Businesses can focus on delivering a social benefit and be successful at the same time, according to research by The Young Foundation.
The foundation’s study focuses on the Mondragon Corporation, the world’s largest worker-led co-operative with annual revenues of over €12bn (equivalent to that of Kellogg’s and Visa). Mondragon has a salary ratio between the lowest and highest paid workers of 1:9 (compared to 1:129 for a FTSE 100 company). Furthermore, as a co-operative, the enterprise functions based on the “one member, one vote” rule.
The foundation argues the findings of the research demonstrates how businesses can be both competitive in the marketplace and generate social value at large scale, which can help illustrate how to develop an inclusive economy in the UK.
The paper also highlights that Mondragon co-ops work together to achieve their aims through inter-co-operation. As an ecosystem of co-ops, the corporation is able to facilitate the resilience of the overall group. When Fagor, one of Mondragon’s oldest ventures, collapsed in 2013, the corporation was able to relocate over 2,000 workers of the business’ 6,000 workforce.
The group also includes co-operatives providing a network of sustainable infrastructure institutions, including schools and a university, banks and welfare support for members’ benefit.
Another finding of the research is that Mondragon invests in innovation, having its own innovation model, M4Future, and 15 large technological centres.

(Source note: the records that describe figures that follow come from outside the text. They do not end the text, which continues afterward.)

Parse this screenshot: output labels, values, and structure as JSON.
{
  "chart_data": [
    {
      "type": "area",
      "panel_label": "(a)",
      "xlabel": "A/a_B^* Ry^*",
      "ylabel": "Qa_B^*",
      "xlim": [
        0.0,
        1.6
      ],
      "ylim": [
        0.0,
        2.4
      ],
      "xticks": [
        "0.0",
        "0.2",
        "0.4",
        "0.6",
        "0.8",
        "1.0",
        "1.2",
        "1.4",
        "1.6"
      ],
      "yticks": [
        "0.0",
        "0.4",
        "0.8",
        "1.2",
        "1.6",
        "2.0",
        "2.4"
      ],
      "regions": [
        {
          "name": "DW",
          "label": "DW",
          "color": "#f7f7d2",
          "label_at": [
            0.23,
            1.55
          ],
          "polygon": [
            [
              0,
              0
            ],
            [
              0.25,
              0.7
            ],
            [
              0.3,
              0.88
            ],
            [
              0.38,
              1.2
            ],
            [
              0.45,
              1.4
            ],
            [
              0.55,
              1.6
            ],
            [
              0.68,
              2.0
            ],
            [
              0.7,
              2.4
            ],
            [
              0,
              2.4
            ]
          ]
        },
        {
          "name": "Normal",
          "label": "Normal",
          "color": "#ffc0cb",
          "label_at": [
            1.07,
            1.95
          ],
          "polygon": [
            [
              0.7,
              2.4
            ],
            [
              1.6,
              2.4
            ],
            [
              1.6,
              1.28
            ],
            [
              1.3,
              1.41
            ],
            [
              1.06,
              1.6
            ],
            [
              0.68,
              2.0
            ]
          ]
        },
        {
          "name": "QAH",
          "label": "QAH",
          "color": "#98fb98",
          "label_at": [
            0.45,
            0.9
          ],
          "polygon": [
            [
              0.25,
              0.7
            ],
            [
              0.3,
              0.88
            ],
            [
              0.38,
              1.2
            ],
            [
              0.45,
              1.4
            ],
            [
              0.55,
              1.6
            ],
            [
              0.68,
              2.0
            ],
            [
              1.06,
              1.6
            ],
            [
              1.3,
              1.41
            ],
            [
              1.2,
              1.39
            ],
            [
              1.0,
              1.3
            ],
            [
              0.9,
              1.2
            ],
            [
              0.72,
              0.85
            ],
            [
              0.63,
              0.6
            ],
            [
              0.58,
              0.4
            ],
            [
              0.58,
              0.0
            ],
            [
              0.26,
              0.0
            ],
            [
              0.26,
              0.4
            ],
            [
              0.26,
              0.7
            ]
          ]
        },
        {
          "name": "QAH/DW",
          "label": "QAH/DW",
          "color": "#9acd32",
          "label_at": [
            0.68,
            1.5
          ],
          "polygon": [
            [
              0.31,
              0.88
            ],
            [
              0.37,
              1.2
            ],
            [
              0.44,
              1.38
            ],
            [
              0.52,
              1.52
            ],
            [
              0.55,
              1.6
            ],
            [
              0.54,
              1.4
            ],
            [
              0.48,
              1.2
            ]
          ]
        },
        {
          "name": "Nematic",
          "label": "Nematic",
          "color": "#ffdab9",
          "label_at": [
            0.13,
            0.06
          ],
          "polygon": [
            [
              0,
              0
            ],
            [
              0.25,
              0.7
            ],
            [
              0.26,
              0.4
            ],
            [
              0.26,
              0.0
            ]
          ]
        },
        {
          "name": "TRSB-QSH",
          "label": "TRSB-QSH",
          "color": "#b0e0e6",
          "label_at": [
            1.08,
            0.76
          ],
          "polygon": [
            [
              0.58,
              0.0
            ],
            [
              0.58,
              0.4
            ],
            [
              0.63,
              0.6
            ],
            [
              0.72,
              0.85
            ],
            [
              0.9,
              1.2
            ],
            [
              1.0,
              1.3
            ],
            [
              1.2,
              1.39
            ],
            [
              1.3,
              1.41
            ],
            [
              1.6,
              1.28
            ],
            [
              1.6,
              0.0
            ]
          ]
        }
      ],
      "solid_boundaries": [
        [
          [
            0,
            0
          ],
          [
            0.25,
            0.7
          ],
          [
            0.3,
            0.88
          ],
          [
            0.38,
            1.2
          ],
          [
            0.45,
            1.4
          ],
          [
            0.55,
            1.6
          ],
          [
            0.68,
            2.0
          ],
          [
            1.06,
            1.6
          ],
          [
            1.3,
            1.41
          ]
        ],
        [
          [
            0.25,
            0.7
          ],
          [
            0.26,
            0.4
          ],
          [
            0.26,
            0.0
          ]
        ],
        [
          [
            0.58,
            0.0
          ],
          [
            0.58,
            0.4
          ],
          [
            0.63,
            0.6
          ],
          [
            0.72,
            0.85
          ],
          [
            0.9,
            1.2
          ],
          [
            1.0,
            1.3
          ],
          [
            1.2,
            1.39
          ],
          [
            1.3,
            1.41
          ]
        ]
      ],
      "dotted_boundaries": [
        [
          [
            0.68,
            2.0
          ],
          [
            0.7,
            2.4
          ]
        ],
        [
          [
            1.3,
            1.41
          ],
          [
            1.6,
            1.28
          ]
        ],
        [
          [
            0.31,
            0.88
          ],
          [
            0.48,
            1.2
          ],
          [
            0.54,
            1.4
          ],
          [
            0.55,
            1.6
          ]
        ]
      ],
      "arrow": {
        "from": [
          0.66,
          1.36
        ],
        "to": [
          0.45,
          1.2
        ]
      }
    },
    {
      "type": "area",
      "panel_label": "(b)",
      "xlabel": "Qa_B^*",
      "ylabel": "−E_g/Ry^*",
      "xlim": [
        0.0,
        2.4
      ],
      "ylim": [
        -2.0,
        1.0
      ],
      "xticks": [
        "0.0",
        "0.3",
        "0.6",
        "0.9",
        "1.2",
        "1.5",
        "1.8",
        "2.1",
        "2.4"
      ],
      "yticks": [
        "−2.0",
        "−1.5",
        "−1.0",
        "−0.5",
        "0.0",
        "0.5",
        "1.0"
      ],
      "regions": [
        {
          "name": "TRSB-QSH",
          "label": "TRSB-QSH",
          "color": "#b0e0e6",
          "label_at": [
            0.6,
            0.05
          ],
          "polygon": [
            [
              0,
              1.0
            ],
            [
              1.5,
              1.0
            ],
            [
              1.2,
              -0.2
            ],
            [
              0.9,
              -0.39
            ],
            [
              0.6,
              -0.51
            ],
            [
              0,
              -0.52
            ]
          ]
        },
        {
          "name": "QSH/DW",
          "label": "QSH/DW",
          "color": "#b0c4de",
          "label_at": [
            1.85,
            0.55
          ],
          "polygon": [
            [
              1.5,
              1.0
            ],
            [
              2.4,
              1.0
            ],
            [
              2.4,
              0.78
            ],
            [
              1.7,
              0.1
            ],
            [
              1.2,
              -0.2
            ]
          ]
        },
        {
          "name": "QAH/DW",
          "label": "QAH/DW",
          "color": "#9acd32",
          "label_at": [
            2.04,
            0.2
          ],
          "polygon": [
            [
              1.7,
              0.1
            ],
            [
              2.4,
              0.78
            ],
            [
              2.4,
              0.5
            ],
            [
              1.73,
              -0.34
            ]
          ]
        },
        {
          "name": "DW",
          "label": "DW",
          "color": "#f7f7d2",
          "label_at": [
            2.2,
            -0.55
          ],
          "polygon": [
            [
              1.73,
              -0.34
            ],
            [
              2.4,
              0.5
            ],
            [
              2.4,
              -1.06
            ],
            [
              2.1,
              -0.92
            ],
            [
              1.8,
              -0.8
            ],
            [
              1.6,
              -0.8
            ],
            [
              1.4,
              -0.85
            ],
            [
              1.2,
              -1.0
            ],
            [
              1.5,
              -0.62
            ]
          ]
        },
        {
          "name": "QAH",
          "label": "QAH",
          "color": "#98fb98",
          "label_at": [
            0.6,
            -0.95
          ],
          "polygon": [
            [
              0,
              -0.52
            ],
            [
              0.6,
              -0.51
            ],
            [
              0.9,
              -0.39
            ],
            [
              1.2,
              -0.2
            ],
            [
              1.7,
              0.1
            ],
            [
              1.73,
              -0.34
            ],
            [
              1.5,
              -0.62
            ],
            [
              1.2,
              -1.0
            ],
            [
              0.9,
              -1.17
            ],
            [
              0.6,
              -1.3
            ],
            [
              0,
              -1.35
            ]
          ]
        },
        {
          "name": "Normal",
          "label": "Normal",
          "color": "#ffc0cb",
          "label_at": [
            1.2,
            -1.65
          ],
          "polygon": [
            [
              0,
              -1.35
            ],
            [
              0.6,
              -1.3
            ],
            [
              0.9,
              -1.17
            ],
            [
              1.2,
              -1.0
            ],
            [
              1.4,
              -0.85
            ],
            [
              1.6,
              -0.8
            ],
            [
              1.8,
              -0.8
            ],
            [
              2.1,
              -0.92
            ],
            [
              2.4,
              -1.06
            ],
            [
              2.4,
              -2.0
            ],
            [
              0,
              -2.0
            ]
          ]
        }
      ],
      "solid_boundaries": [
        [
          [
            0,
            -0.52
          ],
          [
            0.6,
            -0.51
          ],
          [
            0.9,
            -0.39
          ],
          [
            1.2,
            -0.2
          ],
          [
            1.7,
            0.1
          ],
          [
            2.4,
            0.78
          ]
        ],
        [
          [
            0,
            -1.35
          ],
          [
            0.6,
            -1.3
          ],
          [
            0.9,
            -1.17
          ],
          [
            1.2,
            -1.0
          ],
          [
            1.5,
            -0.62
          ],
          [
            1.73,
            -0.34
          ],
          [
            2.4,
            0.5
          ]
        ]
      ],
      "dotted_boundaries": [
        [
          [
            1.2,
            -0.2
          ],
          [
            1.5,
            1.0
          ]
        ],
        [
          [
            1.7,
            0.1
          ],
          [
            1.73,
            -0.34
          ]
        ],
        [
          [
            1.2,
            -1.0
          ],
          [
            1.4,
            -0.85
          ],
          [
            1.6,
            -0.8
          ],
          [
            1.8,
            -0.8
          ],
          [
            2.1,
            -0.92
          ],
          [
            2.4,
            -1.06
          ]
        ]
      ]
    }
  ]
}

The foundation says the research proves that people can be brought together to create sustainable positive change if strong and shared values are embedded in socioeconomic and investment practice. Ownership by workers also acts as a strong motivator for their loyalty to its business, adds the research institution.
Glenys Thornton, chief executive of the Young Foundation, said: “It has been a great honour to have worked with Mondragon to launch ‘Humanity at Work’, examining this business which performs highly successfully in some of the world’s most competitive markets.
“But this isn’t just about business success, Mondragon creates true social benefit too. It provides strong evidence in terms of both policy and practice for building a more inclusive economy. Going forward we will be at the forefront of the influencing and practical implementation of this inspiring model for social change.”
Ibon Zugasti, Mondragon’s international projects manager, said: “Mondragon presents an alternative approach to fighting the structural causes of inequality. We are therefore thrilled that our work with the Young Foundation has resulted in a compelling research report about the radical ways in which we work. It is really important that the findings of this research are used to help guide policy makers and industry towards an inclusive economy that truly works for everyone.”
The launch event will be co-hosted by the Young Foundation and Co-operatives UK, the apex body representing over 7,000 co-operatives across the UK.
The Youth Foundation will also present a joint set of policy proposals with Co-operatives UK on key learnings government and civil society can take from this model for the UK and beyond.
Ed Mayo, secretary general of Co-operatives UK, said: “Mondragon is more than just a business – it offers inspiration for how we might re-imagine our economy. Because it is the workers who own and control Mondragon they have a stake in what it does, a say over its direction and benefit when it does well. And it achieves all this at scale, demonstrating the contribution of worker ownership and fair pay ratios to the running of a large commercial business.”